1. Resolving AGR confusion: Charge GST on the total bill, make other levies VAT-able

Resolving AGR confusion: Charge GST on the total bill, make other levies VAT-able

Charge GST on the total bill, make other levies VAT-able.

By: | New Delhi | Published: February 14, 2018 3:18 AM
 GST, VAT-, gcr, economy, indian economy, revenue If a bill of Rs 100 is raised from a consumer, it says, let’s treat this as the revenue—forget the distinction between AGR and GR for right now.

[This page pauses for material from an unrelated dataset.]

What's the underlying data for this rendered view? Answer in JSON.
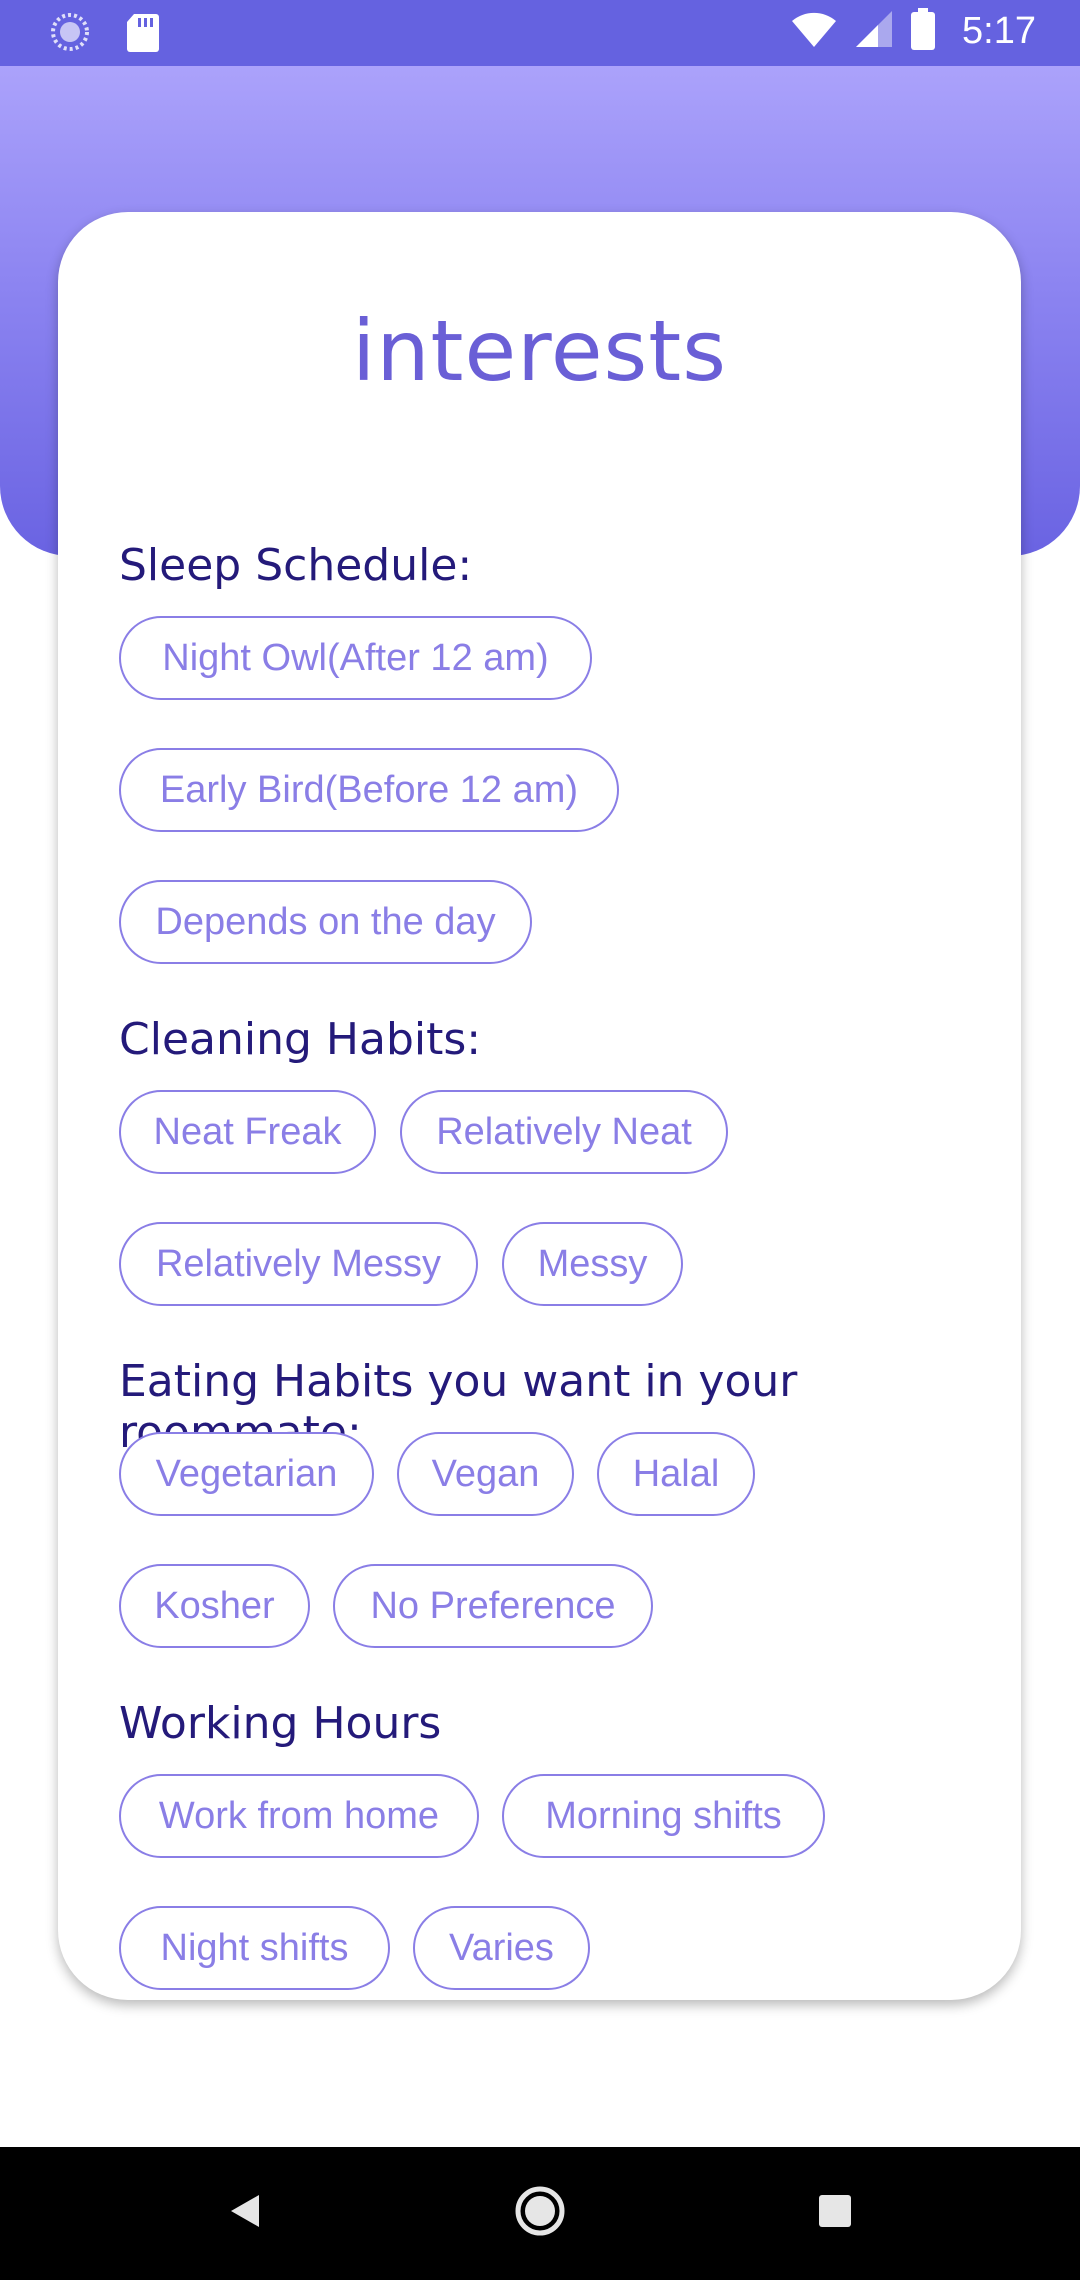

In an ideal world, given the government charges so much from telecom companies by way of spectrum bids—as a share of industry revenues, spectrum bids plus licence fee (LF) and spectrum usage charges (SUC) to government are up from 11% of industry revenue in FY07 to 32.4%·in FY17—both LF and SUC need to be reduced dramatically. Ideally, this should be a fixed sum, just enough to fund the administrative expenses of the telecom sector, or perhaps 03-0.5% of the industry’s turnover. What the turnover is, though, is a contentious matter since both LF and SUC are levied on what is called adjusted gross revenues (AGR) and despite various court rulings, there is no clarity on what can be deducted from GR to arrive at AGR. The Cellular Operators Association of India (COAI) is now proposing a solution to the vexatious problem that is worth considering.

If a bill of Rs 100 is raised from a consumer, it says, let’s treat this as the revenue—forget the distinction between AGR and GR for right now. The government will get Rs 18 from this as the GST component, exactly as it does today. Telecom companies now have to pay, say, X per cent of the GR as LF and SUC—any revenue-share based on AGR eventually translates into a revenue-share based on GR after all. So when, say, an RJio or a Vodafone has to make a payment to a Bharti Airtel for incoming calls—the interconnect usage charge—let it deduct part of the X it has paid for LF/SUC; that is, allow the LF/SUC charges to be VAT-able or, to use the new term, GST-able. The government will end up getting a slightly lower LF/SUC compared to what it got in the past since telcos will end up using some part of this as an input credit, but there are several advantages of trying out this model. For one, the tax burden—that is what LF/SUC really amount to—gets reduced by a few percentage points. Two, and more important from the government’s point of view, the debate over the definition of AGR and GR gets resolved immediately. Even if the government decides to, in the new telecom policy, to lower LF/SUC to a more reasonable amount, the same principle of VAT-ability is a good one.